As I have pointed out before, we at Hatman Mansions are very fond of extreme cooking. Recipes, like rules, should be ignored at all times.

In fact, we enjoy extreme sports of any kind. So when a video popped up on Facebook this morning offering “extreme shepherding” it instantly caught my eye. Well, what remains of them after “Phuza Thursday” at the Bush Tavern, an integral part of the stellar panoply of hostelries purveying the Umdloti Vibe. That was an interesting selection of words in that last sentence, wasn’t it?

I was just testing my brain to ascertain exactly how many synapses were indeed sparking after last night and, I am unsurprised to report, the Brain-o-meter is pointing steadily at the region marked “Very Few”.

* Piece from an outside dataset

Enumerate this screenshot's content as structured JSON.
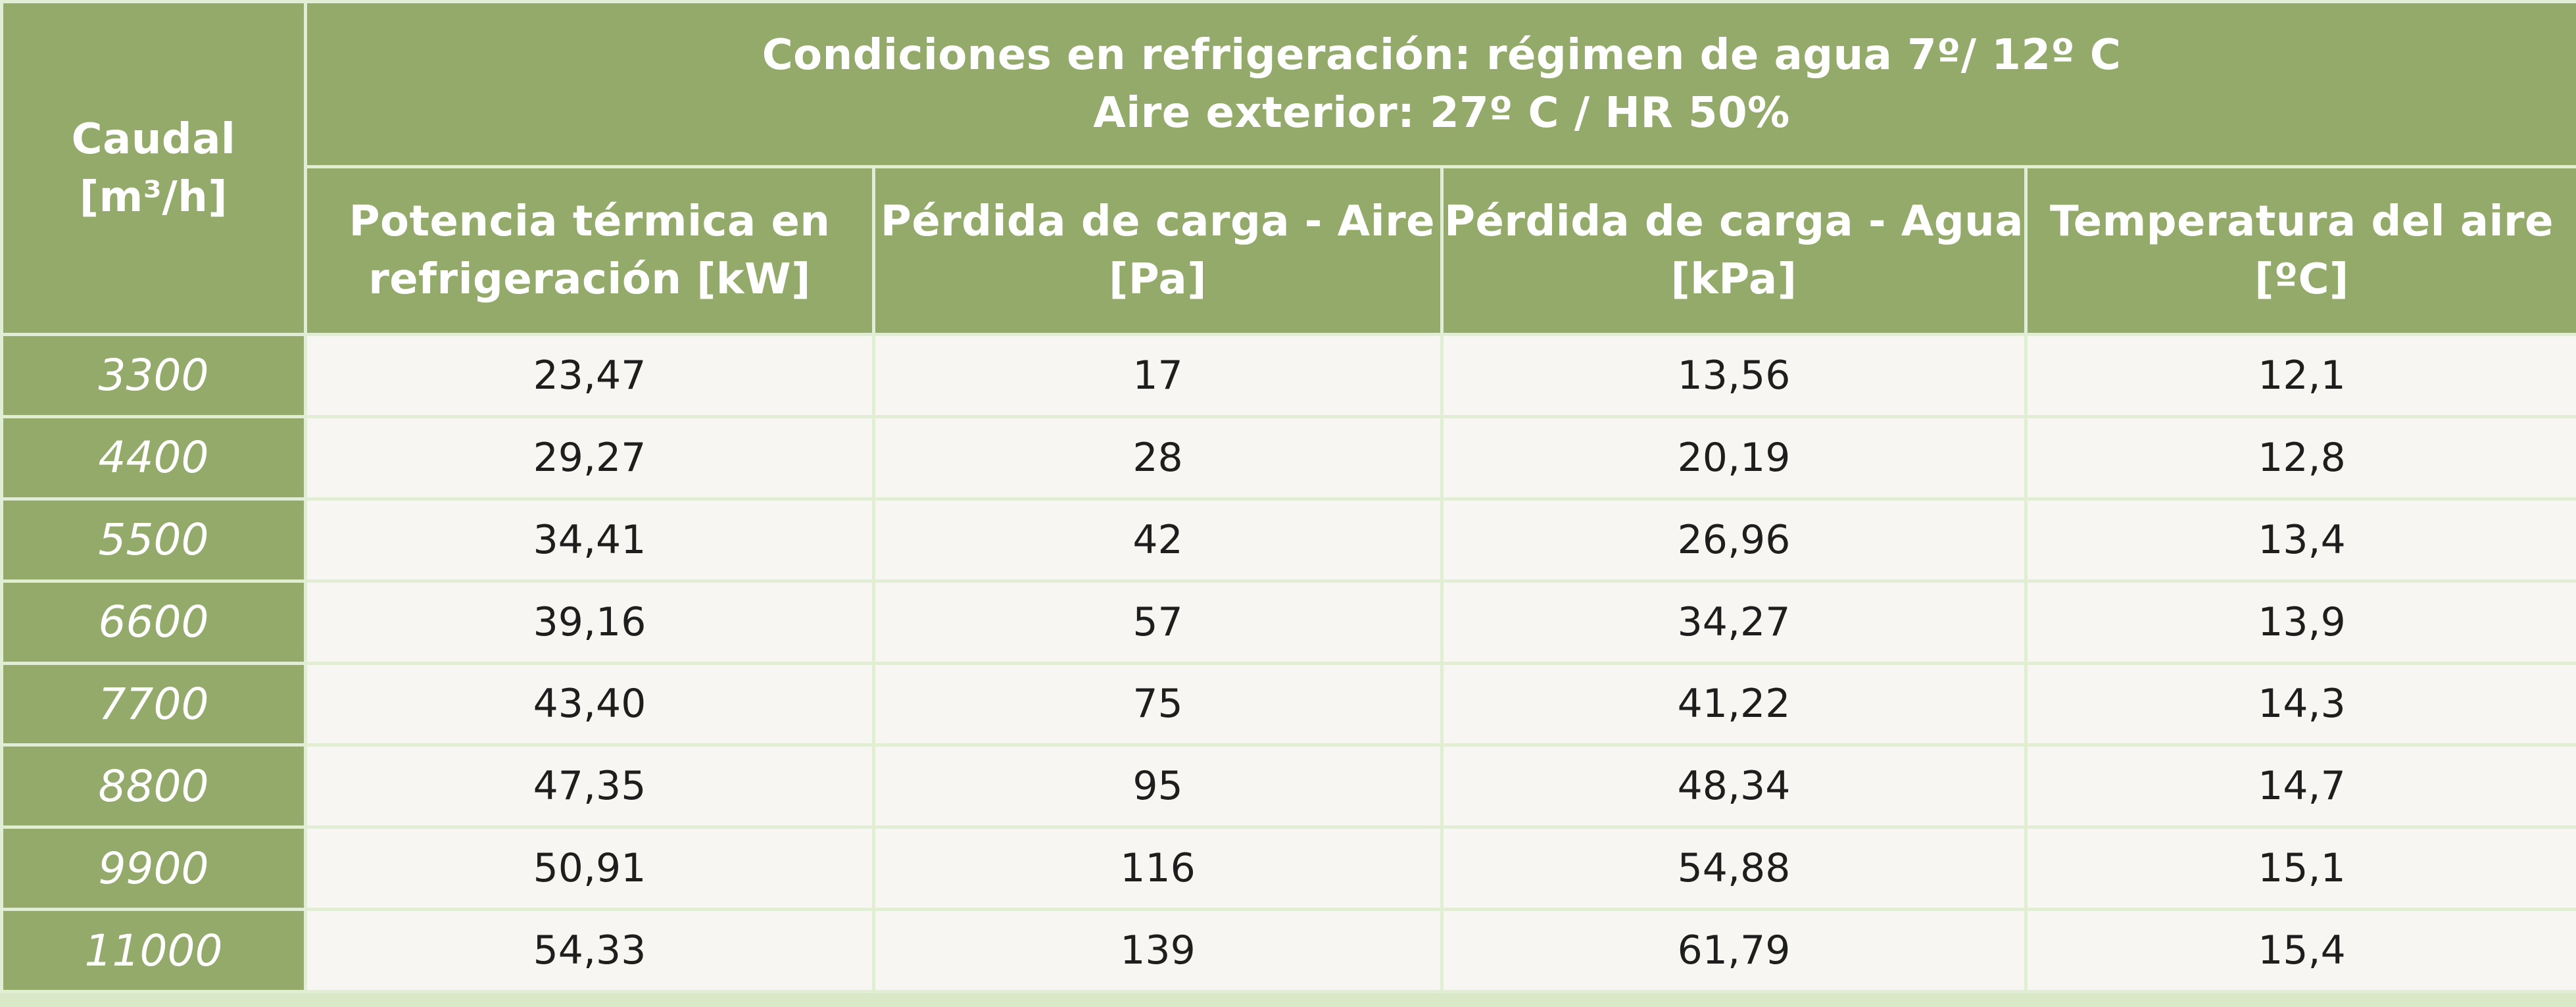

But, you are right, I digress. As did these Welsh sheep farmers, who instead of sitting in front of their fires and sipping Ovaltine with their Gwyneths while watching repeats of The Vicar of Dibley, decided instead to watch their flocks by night… running around with a load of LED illuminations on their backs. I kid you not. This is clearly how they roll in Aberystwyth.

So, without even attempting to nudge in any weak jokes involving the words “wool”, “eyes”, “pullovers” and “Welshmen shagging sheep stories”, please allow me to introduce a right rollicking little, er, clip produced by the, um, “BaaaStuds”…

Tell me you didn’t enjoy that. No, you can’t, can you? I have filed this under “Inspirational Videos”. It shows what can be done if your ambition in life extends further than sitting in front of the fire, sipping Ovaltine etc.

All you need is a whole field full of sheep, a bunch of LED lights and live somewhere really boring like Aberystwyth or Cape Town.